Signal Detection for Medical Scientists
Likelihood Ratio Test-based Methodology
- Available for pre-order. Item will ship after June 25, 2021
Signal Detection for Medical Scientists: Likelihood Ratio Based Test-Based Methodology presents the data mining techniques with focus on likelihood ratio test (LRT) based methods for signal detection. It emphasizes computational aspect of LRT methodology and is pertinent for first-time researchers and graduate students venturing into this interesting field.
The book is written as a reference book for professionals in pharmaceutical industry, manufactures of medical devices, and regulatory agencies. The book deals with the signal detection in drug/device evaluation, which is important in the post-market evaluation of medical products, and in the pre-market signal detection during clinical trials for monitoring procedures.
It should also appeal to academic researchers, and faculty members in mathematics, statistics, biostatistics, data science, pharmacology, engineering, epidemiology, and public health. Therefore, this book is well suited for both research and teaching.
- Includes a balanced discussion of art of data structure, issues in signal detection, statistical methods and analytics, and implementation of the methods.
- Provides a comprehensive summary of the LRT methods for signal detection including the basic theory and extensions for varying datasets that may be large post-market data or pre-market clinical trial data.
- Contains details of scientific background, statistical methods, and associated algorithms that a reader can quickly master the materials and apply methods in the book on one’s own problems
Table of Contents
1. Introduction 2. Data Mining Methods for Signal Detection 3. Basic LRT Method 4. LRT Methods for Drug Classes 5. ZIP-LRT Method for Modeling Extra-zeros 6. LRT Method for Active Safety Surveillance with Exposure Information 7. LRT-based Methodologies for Analysis of Multiple Studies 8. LRT Methods in Medical Device Safety Evaluation 9. LRT Method for Multiple-Site Device Data with Continuous Outcomes 10. Use of LRT in Site Selection
Ram C. Tiwari, Ph.D. is the Director for Division of Biostatistics, CDRH, since 2016. He joined FDA in April 2008 as Associate Director for Statistical Science and Policy in the Immediate Office, Office of Biostatistics, CDER. Prior to joining FDA, he served as Program Director and Mathematical Statistician in the Division of Cancer Control and Population Sciences at National Cancer Institute, NIH; and as Professor and Chair, Department of Mathematics, University of North Carolina at Charlotte.
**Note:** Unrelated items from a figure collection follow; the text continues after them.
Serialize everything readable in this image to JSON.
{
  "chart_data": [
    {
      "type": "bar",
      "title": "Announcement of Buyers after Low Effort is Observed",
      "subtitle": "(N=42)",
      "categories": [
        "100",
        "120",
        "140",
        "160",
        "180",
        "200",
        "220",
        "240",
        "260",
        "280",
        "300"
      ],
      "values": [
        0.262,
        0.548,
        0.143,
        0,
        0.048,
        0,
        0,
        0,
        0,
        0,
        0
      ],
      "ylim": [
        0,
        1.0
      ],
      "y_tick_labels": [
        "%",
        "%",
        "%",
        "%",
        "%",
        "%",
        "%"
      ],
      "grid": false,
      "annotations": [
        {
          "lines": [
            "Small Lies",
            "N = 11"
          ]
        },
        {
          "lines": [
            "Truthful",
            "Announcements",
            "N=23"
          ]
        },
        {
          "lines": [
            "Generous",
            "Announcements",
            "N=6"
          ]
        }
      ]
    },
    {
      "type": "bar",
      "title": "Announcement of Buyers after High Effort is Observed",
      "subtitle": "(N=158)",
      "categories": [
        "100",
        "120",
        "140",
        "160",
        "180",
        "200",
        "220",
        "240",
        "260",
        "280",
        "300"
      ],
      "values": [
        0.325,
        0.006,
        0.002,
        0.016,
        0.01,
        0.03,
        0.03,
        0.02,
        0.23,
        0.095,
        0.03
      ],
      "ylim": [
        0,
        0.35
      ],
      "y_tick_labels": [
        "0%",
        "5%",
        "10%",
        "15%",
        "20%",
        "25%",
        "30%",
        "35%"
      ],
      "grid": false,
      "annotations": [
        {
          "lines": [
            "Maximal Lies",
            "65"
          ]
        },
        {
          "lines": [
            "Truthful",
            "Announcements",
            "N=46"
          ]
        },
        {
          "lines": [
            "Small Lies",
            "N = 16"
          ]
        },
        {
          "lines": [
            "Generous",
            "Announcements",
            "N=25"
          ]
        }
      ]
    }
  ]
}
Dr. Tiwari received his MS and PhD degrees from Florida State University in Mathematical Statistics. He is a Fellow of the American Statistical Association and a past President of the International Indian Statistical Association. Dr. Tiwari has over 200 publications covering a wide range of topics using both Frequentist and Bayesian methods. His methodological work on Likelihood Ratio Test (LRT) Method for signal detection from large drug/device safety databases, Benefit-Risk Analysis, and Leveraging RWD/RWE in regulatory decision-making, has been recognized by many NCI and FDA Scientific Awards.
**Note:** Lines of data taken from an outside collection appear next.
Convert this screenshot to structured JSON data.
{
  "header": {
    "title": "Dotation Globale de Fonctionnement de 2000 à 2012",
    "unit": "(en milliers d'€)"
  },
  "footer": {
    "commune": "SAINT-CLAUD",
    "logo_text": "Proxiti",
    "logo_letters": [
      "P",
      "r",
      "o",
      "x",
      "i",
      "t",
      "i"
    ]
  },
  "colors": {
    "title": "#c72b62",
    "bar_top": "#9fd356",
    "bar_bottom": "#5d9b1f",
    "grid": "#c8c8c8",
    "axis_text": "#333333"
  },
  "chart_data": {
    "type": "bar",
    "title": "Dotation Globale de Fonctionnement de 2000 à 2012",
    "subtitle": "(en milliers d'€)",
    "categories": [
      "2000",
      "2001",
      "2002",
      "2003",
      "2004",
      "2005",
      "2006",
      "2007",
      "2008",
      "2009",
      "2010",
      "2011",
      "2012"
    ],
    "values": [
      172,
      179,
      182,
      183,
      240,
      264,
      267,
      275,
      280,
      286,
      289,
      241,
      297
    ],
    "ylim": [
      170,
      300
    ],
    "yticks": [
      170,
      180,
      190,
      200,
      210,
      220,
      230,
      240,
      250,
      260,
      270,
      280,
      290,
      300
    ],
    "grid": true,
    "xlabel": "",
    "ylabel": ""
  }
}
Dr. Jyoti Zalkikar is in the Office of Biostatistics at the Food and Drug Administration (FDA)’s Center for Drug Evaluation and Research (CDER). Her team supports the Division of Imaging and Radiation Medicine in CDER’s Office of New Drugs. Dr. Zalkikar received her PhD in Mathematics (with Statistics track) from the University of California at Santa Barbara in 1988. She subsequently joined the faculty of the Department of Statistics at Florida International University in Miami, Florida, and worked there until she joined FDA/CDER in 2001. Dr. Zalkikar also served in this Division of Biostatistics in Center for Devices and Radiological Health, and Office of Science in Center for Tobacco Products during her delegations. She has published about 40 papers in the statistical/clinical literature covering areas in Bayesian statistics, Reliability Theory, and Statistical Applications in Medical Research. Dr. Zalkikar‘ s recent research interests are in the areas of Translational Bioinformatics and Real-world Evidence.
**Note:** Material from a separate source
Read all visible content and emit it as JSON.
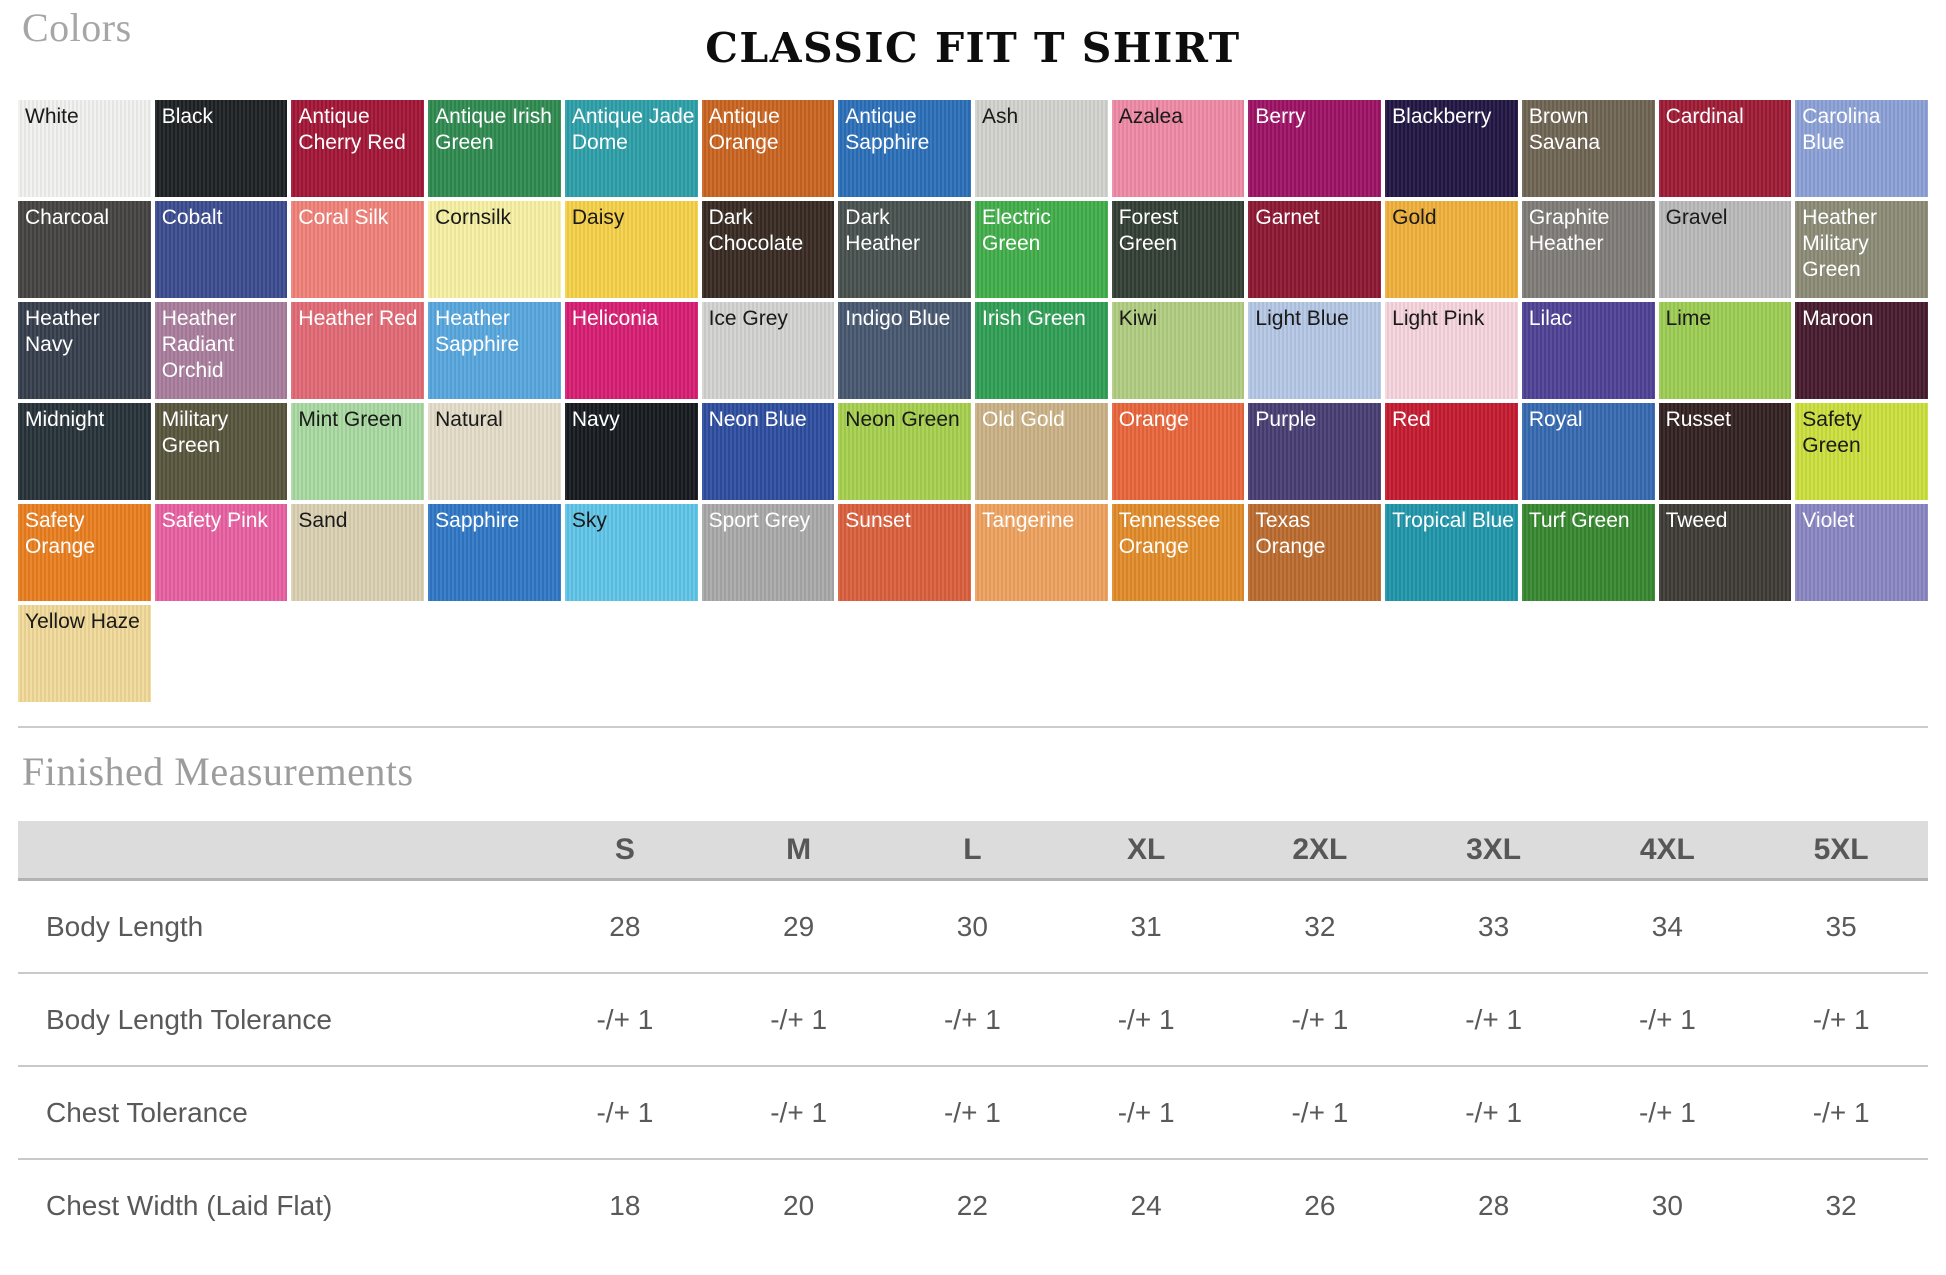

Dr. Lan Huang received her Ph.D. in Statistics from University of Connecticut in 2004. From 2004 to 2009, Dr. Huang worked on cancer surveillance at national cancer institute (NCI). Dr. Huang joined FDA in 2009 as a statistical reviewer. She has reviewed submissions for both therapeutic and diagnostic products/devices and has participated in regulatory research for methodologies to improve the quality of review in statistical analysis in clinical trials and safety surveillance in CDER and CDRH.